Conférence sur les migrations à Cuba valorisée au Costa Rica

Conférence sur les migrations à Cuba valorisée au Costa Rica
Photo: Missions diplomatiques de Cuba

13 novembre |

Le président de l’Association des Cubains vivant au Costa Rica (Acrcrcr), Juan Mesa, a estimé aujourd’hui que la IVe Conférence de la nation et de l’émigration à Cuba, qui se tiendra prochainement, est d’une grande importance et qu’elle aura, selon lui, un développement significatif.
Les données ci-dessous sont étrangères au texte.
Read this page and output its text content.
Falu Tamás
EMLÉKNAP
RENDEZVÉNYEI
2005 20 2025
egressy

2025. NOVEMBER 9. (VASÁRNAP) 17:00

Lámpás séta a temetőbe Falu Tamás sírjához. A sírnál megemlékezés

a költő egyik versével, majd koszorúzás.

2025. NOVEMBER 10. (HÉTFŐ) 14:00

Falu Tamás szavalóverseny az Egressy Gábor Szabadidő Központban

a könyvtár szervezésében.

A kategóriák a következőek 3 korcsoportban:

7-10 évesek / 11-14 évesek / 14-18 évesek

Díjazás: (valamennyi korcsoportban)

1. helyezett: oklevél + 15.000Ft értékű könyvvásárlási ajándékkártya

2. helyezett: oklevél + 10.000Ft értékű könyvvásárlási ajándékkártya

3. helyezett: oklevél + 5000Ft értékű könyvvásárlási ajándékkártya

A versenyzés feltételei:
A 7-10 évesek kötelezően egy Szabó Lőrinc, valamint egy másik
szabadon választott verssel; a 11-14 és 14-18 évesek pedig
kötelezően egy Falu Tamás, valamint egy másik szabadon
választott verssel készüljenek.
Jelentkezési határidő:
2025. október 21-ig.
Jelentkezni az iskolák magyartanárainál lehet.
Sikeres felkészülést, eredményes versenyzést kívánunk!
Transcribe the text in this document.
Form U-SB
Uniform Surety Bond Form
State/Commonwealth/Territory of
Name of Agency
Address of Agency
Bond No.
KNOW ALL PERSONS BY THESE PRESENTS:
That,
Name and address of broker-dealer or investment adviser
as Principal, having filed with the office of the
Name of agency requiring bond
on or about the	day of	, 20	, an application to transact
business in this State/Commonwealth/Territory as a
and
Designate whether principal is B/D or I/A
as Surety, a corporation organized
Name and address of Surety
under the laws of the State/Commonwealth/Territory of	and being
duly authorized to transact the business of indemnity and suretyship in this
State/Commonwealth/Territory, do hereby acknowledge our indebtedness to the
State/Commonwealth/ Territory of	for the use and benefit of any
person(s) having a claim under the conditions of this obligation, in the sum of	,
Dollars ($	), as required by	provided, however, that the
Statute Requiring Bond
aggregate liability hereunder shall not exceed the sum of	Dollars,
Nous attendons de nouvelles réglementations et réformes pour une insertion plus large et plus efficace dans l’économie de notre pays, a souligné Mesa dans des déclarations à Prensa Latina à l’occasion de l’événement, qui se tiendra à La Havane les 18 et 19 novembre.

Lors d’une récente réunion avec ses associés, M. Mesa a rassemblé plusieurs de leurs préoccupations pour les présenter au forum, et il espère que cette nouvelle édition sera l’occasion de renforcer à nouveau le dialogue, de débattre et de projeter l’avenir des relations entre les résidents à l’étranger et notre patrie, a-t-il souligné.

Il apportera à la réunion d’autres préoccupations telles que les aspects migratoires et consulaires, la préservation de l’identité nationale, ainsi qu’un plus grand rapprochement des descendants avec Cuba, en raison de leurs origines.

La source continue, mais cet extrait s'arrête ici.